¿Puede describirse la violencia en un poema? Quizás, hay versos en la historia de la literatura cuyas imágenes resultan elocuentes. Lo sabía Alberto Lagunas el momento que escribió En esta casa ya no caben los muertos, editado por Juglaría en el funesto año 2001, actuando como una “videncia plebeya” de lo que hoy vivimos los rosarinos.

La videncia aplicada a la creación es una práctica prestada a la modernidad por el “Enfant terrible de las letras”, Jean-Arthur Rimbaud, y explicada por el mismo Lagunas en sus clases de literatura francesa. Decía el maestro refiriéndose al autor de Iluminaciones, que su poesía proponía el desarreglo de todos los sentidos, provocando en el lector ingenuo un exaltado estado de perplejidad; mismo gesto -casi idéntico diría- que nos asalta al informarnos sobre la realidad de la ciudad.

Y más que “adivinación” de la mente creadora, el poema hace un recuento de los diferentes actos de violencia acaecidos a lo largo de la historia argentina reciente y no tanto. Asume, es más, constata, los crímenes que nos parieron; impregnando a esa “iluminación” de las causas/consecuencias que podemos deducir en el presente. Si no, vamos a él.

El texto, de connotaciones épicas, puede sintetizarse en tres partes (a la usanza del canon aristotélico). La primera introduce el tema a cantar: Allí debemos sentarnos/ y tratar de comprender/ el pasadizo que une/ el pasado/ con las huellas del presente/. 

El nudo lo constituyen tres estrofas extensas, enumerativas del engendro de la violencia, o sí se quiere, en términos más cinematográfico, los huevos de la serpiente: En esta casa ya no caben los muertos. / En yuyales insepultos/ están los muertos de Huaqui/ los de Cancha Rayada/ los de Vilcapugio; los de Ayouma. / Y en los desfiles patrios/ los fantasmas desfilan. / Son los fantasmas de los guerreros/ que iban a conquistar en siete días Asunción/ y escondidos siguen sus cuerpos/ pudriéndose/ en pantanos tropicales. 

Intensificándose el clímax, camino a la contemporaneidad: Donde quedaron los muertos/ del 16 de junio de 1955/ ametrallados por aviones/ en Plaza de Mayo. / O los que acribillados caían/ en el puente de Arroyo Saladillo. / O los degollados/ que morían bailando/ la refalosa en su propia sangre. // No son rumores. / En esta casa ya no caben los muertos. / Los gritos ahogados en los campos/ de concentración/ de los cuarteles, / miles de voces enmudecidas por la tierra. / Y la muerte por agua/ solloza gritando por las noches/ en las costas del Atlántico Sur. / O los mártires torturados y muertos/ por ser hombres cuyo delito fue/ escribir nombre de varón/ en el corazón de sus almohadas// 

Culminando la poesía, con los siguientes versos: qué herencia de la patria dolida/ nos queda/ si ni siquiera hay fuego para quemar tanta mentira.
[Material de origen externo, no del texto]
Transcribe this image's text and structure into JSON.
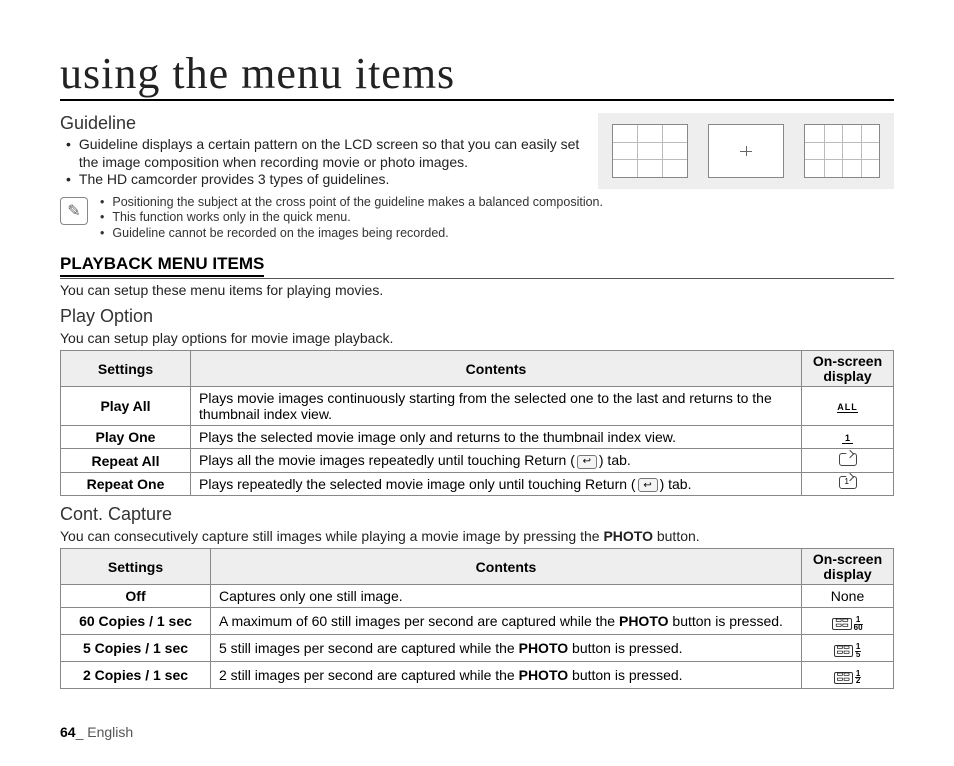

Una impecable reflexión, que exuda vigencia, pero también invalida cualquier tipo de concesiones o beneplácitos.

 

Entonces, qué nos sugiere esta última afirmación, expresada en los versos finales. En principio contradice una heredad, que Lagunas admiraba y enseñaba, la de entender al poeta en tono de “mago” o “encantador”, convocante de la idea de lo bello, lejos de las pasiones y los conflictos sociales. Pero también engrosa la disputa del sentido de la historia contra los que la escribieron -los mismos que por estos días cuentan las víctimas del narco-, transformando al vidente, al místico o al intelectual cagatinta de los poderosos en testimonio puro de cara a una actualidad dolorosa.